The reality is the U.S. can NOT be more energy independent (imported oil) until we pass laws that can actually reduce our consumption.

And its not just oil going in the wrong direction. A key aspect of our future energy policy relies on importing LNG (Liquid natural gas) which demonstrates again our failure to conserve.

Tuesday, August 02, 2005

Earth Impact 2036?

A fun article online on a near-earth asteroid, heading close in 2029 and possibly an impact by 2036.
http://www.csmonitor.com/2005/0726/p01s04-stss.html?s=u July 26, 2005,
An asteroid, headed our way
http://www.cbsnews.com/stories/2005/07/26/tech/main711607.shtml Asteroid May Buzz Earth In 2029
ALSO from Wikipedia: 99942 Apophis
http://en.wikipedia.org/wiki/2004_MN4

I have my own astronomy program I wrote, and I included data for a fairly large set of asteroids. Here's a view perpendicular to the plane of the earth's orbit for today, August 2 of the inner solar system.

Above, I only include the largest (and some closest) some 300 asteroids, most between Mars and Jupiter, but a few in erratic orbits that can cross the Earth's orbit.

My orbits are very low-accuracy - using fixed orbital parameters, while the gravitational effects of the major planets, primarily Jupiter cause their orbits to meander over time. Resonance effects tend to hold asteroids near their current orbits, but a fraction of them are in very unstable orbits that can change quickly (over decades). Only very accurate measurements and orbit simulations can predict their paths many years ahead, and the smallest errors can lead to large deviations of expected paths.
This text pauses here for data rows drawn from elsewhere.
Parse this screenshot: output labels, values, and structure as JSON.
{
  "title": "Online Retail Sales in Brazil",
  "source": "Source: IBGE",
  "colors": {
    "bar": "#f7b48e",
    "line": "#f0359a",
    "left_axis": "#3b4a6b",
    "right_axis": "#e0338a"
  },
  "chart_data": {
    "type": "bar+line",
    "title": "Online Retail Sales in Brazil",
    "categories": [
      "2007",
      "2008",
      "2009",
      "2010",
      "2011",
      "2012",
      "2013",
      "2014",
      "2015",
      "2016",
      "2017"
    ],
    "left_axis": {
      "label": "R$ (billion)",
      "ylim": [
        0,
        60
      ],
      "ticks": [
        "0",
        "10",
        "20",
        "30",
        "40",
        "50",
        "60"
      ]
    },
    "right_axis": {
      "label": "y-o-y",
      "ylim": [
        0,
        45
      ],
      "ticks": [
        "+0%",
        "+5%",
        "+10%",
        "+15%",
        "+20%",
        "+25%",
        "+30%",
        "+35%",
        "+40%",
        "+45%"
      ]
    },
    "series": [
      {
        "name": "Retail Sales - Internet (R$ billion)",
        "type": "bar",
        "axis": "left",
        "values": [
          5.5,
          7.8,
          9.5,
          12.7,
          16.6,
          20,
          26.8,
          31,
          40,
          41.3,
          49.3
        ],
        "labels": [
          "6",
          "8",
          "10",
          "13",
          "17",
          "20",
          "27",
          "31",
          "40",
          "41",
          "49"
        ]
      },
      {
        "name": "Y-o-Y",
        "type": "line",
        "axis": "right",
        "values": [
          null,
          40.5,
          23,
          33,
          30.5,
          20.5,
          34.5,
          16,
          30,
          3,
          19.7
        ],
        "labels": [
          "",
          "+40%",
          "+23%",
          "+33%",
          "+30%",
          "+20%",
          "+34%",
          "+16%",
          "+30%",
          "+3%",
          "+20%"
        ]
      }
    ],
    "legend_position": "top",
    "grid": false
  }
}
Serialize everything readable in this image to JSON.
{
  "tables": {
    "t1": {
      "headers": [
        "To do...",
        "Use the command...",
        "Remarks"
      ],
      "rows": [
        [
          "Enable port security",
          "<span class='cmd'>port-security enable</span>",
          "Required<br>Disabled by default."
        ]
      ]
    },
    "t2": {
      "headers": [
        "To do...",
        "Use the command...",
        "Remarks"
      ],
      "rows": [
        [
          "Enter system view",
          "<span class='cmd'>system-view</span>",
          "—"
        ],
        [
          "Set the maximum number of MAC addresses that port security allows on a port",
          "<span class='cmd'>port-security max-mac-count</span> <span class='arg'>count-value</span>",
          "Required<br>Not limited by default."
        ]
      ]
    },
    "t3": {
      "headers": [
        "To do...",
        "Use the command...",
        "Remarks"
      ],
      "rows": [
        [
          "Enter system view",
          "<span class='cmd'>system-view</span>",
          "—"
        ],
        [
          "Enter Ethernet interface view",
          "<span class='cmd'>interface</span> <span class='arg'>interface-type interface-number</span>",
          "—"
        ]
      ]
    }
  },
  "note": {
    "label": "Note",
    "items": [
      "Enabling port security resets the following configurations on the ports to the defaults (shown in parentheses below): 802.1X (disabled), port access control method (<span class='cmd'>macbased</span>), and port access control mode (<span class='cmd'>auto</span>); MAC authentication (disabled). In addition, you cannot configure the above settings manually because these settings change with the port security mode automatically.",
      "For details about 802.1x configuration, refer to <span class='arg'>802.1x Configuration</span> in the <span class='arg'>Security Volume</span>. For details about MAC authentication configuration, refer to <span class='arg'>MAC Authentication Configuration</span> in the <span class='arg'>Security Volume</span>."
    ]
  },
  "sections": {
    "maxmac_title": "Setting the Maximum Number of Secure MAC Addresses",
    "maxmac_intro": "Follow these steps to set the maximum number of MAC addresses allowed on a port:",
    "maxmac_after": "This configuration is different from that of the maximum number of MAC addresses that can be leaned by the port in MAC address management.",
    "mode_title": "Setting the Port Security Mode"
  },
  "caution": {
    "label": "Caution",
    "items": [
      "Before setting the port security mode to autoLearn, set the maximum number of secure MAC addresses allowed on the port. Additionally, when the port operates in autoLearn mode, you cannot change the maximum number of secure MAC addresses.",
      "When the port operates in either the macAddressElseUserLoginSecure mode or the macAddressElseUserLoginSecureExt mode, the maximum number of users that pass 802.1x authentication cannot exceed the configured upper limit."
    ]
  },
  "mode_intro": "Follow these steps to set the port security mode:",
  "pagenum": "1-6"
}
What strikes my imagination first of all is that we have the capability of seeing the most dangerous asteroids, and second that we can, with care, accurately predict possible collisions with the earth, and lastly the possibility that we could use our predictive ability and given an expected crash, possibly use explosions to deflect their paths. The same uncertainty of minute differences in orbits that cause large differences later allow us to predict WHICH small deviations we might apply now, to cause the desired changes later.

This is a real "God's Billiards" game. Andwe have the power to play. It's a high responsibility game. Beyond predicting a collision with the earth, we might predict an actual likely location for collision on the surface. If we "let" an asteroid hit the earth "naturally", then it is a "Natural disaster". However if we deflect it at all, we're taking responsibility for the results. A collision might change from a "safe" one in an open desert to a disasterous one over a wide ocean causing wide-spread sunami (sp?) damages. Or a would-have-missed could be accidentally deflected into a direct hit, with a little bad knowledge.

The most interesting idea from the articles for me is the idea of placing a radio beacon on the asteroid to aid our ability to accurately determine it's position and velocity, and more accurately compute the threat of a collision.

Asteroids like Apophis are too small to easily see in telescopes until they are close. It makes sense to me that all "Near Earth Objects" perhaps would benefit from solar powered radio beacons that more easily allow us to track them.

Well, it's an expensive project even for a single asteroid, much less any sort of "all", and even if we could monitor all the "regular" threats, perhaps irregular ones like comets coming from the outer solar system may have as much long term risk.

Mostly I just like the idea of the radio beacons, like light houses in reverse. It is somehow a romantic idea to "claim" bodies of the solar sytem with a human presence, even just a radio beacon.

Overall, in the sense of rick-analysis, I'm betting there's much more important risks to consider, including our unsustainable culture of fossil fuels - that collision with energy depletion is a "sure thing" within 50 years.

Still, the night sky is magical, and to claim other worlds is also a claim on that magic.

If we are going to "waste" money on space exploration, I'll vote every time for the unmanned missions into the indefinite future.